The History Of Our Bulk Apricots

Apricots are sweet, slightly tart stone fruits, or ‘drupes’ that are yellow-orange in color and chewy in texture. Belonging to the genus Prunus and the species armeniaca, apricots got their name from the etymologically derived Latin word ‘apricum’ which means ‘sunny place’. Botanically, apricots are relatives to peaches, plums, cherries, and almonds. It is both uncertain and highly debated where apricots originated due to their extensive prehistoric cultivation.

The world’s leading producer of apricots is Turkey. Second, is the country of Iran. The third largest producer is Uzbekistan. In the United States, specifically California, is responsible for the largest output of this delicious fruit. A fun fact about apricots is that their stones, or ‘pits’, are used to flavor Amaretto, a sweet Italian liqueur that was originally flavored using bitter almonds.

Dried Apricots Nutrition

Apricots boast an impressive nutritional profile, containing generous amounts of Vitamin A and beta-carotene which are great for the eyes, iron for the blood, and potassium which serves the heart and muscles. Subsequently, our bulk apricots are low in calories and high in fiber.

Apricots For Strong Eyes

Vitamin A and beta-carotene play a vital role in eye function, protecting both the surface of the eye, or cornea, and the image-producing retina in the back of the eye. Specifically, apricots have at least 20% of both of these nutrients per 100 gram serving.

Dried Apricots Contribute To Healthy Blood

Iron is a critical component of hemoglobin, a protein that carries oxygen from the lungs outward into the blood and tissues of the body. Thus, without a supply of iron, the body becomes unable to produce enough red-blood cells, which can ultimately lead to anemia. Therefore, apricots are loaded with iron, making them a great option for maintaining a healthy level of red-blood cells.

Apricots For Muscle Contraction

Apricots contain potassium; a vitamin required for muscle contraction.

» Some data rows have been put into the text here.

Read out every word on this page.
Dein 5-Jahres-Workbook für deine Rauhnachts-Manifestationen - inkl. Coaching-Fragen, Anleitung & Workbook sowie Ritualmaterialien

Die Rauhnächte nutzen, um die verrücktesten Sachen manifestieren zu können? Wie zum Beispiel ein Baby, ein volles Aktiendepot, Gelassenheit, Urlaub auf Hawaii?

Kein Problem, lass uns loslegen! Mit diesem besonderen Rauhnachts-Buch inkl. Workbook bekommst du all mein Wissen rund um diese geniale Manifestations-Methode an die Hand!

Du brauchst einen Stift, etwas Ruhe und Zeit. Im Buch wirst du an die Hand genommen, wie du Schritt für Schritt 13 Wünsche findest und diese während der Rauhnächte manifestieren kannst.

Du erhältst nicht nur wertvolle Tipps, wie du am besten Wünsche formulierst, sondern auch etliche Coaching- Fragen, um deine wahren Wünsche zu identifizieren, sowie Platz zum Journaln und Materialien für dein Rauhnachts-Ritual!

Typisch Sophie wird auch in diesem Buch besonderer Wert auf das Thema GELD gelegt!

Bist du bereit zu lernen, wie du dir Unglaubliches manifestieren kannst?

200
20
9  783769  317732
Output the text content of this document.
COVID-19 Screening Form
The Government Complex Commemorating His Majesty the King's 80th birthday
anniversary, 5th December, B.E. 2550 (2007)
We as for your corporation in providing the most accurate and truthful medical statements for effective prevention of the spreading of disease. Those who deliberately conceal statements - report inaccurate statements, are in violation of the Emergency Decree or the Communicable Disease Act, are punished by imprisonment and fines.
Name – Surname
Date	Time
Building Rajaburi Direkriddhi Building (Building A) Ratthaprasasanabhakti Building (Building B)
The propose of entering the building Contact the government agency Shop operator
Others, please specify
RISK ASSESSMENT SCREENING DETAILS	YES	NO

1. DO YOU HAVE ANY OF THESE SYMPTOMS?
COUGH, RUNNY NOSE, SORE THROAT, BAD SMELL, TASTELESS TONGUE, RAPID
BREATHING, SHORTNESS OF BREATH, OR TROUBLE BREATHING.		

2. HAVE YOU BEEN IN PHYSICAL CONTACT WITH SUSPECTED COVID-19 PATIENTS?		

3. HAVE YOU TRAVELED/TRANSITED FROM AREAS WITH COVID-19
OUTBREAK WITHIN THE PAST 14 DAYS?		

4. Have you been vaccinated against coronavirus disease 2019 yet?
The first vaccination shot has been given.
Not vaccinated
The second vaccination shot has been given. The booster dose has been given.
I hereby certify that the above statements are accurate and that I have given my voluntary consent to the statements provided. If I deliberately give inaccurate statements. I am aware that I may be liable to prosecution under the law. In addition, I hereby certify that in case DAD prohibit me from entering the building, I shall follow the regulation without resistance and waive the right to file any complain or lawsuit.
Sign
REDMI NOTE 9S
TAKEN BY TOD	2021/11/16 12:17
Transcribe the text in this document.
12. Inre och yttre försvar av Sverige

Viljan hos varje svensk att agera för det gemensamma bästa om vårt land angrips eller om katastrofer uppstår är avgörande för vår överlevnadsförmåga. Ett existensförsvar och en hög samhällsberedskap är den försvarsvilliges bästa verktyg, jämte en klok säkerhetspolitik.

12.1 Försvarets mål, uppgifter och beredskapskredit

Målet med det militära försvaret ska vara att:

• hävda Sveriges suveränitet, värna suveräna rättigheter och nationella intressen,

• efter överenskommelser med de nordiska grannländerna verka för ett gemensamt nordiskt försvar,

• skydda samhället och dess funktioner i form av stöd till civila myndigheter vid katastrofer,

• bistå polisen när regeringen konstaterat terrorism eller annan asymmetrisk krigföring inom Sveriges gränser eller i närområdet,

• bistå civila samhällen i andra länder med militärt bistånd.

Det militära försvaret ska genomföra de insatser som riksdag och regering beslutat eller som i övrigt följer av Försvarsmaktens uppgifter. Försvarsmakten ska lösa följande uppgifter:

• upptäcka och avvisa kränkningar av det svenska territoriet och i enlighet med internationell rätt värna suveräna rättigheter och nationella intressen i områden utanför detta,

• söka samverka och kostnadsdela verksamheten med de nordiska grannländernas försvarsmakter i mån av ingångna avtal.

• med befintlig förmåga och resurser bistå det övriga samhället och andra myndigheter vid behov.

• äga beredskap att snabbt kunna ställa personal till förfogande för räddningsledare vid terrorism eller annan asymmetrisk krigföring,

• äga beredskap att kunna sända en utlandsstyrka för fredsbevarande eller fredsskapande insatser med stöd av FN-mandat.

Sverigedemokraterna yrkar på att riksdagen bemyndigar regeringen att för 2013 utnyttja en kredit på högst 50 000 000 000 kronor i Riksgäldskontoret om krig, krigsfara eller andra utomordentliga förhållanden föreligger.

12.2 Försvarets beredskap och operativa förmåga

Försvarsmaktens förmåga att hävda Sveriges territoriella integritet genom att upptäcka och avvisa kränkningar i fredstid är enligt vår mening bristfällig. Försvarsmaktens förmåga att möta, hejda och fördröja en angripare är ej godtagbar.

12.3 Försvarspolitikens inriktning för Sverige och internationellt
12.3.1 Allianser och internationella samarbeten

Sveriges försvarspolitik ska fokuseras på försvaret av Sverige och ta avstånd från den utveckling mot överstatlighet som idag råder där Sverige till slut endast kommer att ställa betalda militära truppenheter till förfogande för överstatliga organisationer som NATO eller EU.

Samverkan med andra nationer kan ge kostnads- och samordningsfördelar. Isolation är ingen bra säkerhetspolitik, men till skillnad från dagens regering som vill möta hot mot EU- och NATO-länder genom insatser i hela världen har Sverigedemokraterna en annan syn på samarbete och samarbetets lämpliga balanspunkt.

Potassium helps the heart (a muscle) beat properly and regulate blood pressure throughout the arteries. As a result of this, apricots also help combat lightheadedness, which is why it’s common to hear someone offer the idea of eating potassium-packed fruit when someone claims to feel faint.

Culinary Uses of Bulk Apricot

A perk to buying dried apricots in bulk is all the options at your creative disposal. Most importantly, eating dried bulk apricots by themselves is a great substitute for unhealthy snacking. They also work well when added to baked goods. Here are some ideas to get the most out of this delectable fruit.

Fresh Off The Tree Apricots, bulk apricots.

Slice them and mix into cottage cheese or yogurt
Top them onto warm oatmeal along with some dried cherries
Chop them and add to scone or muffin batter
Add them to cake batter for added chewiness and flavor
Enjoy dried apricots alone as a nutritional alternative to processed sweets
Incorporate them into a mix of other dried fruits and nuts

Storage and Shelf Life

Dried apricots will keep in the refrigerator or the pantry for 6 to 12 months. Although, you can freeze them for up to 18 months. Given that the moisture in the fruit will react to heat and humidity, we strongly recommend refrigerating your apricots.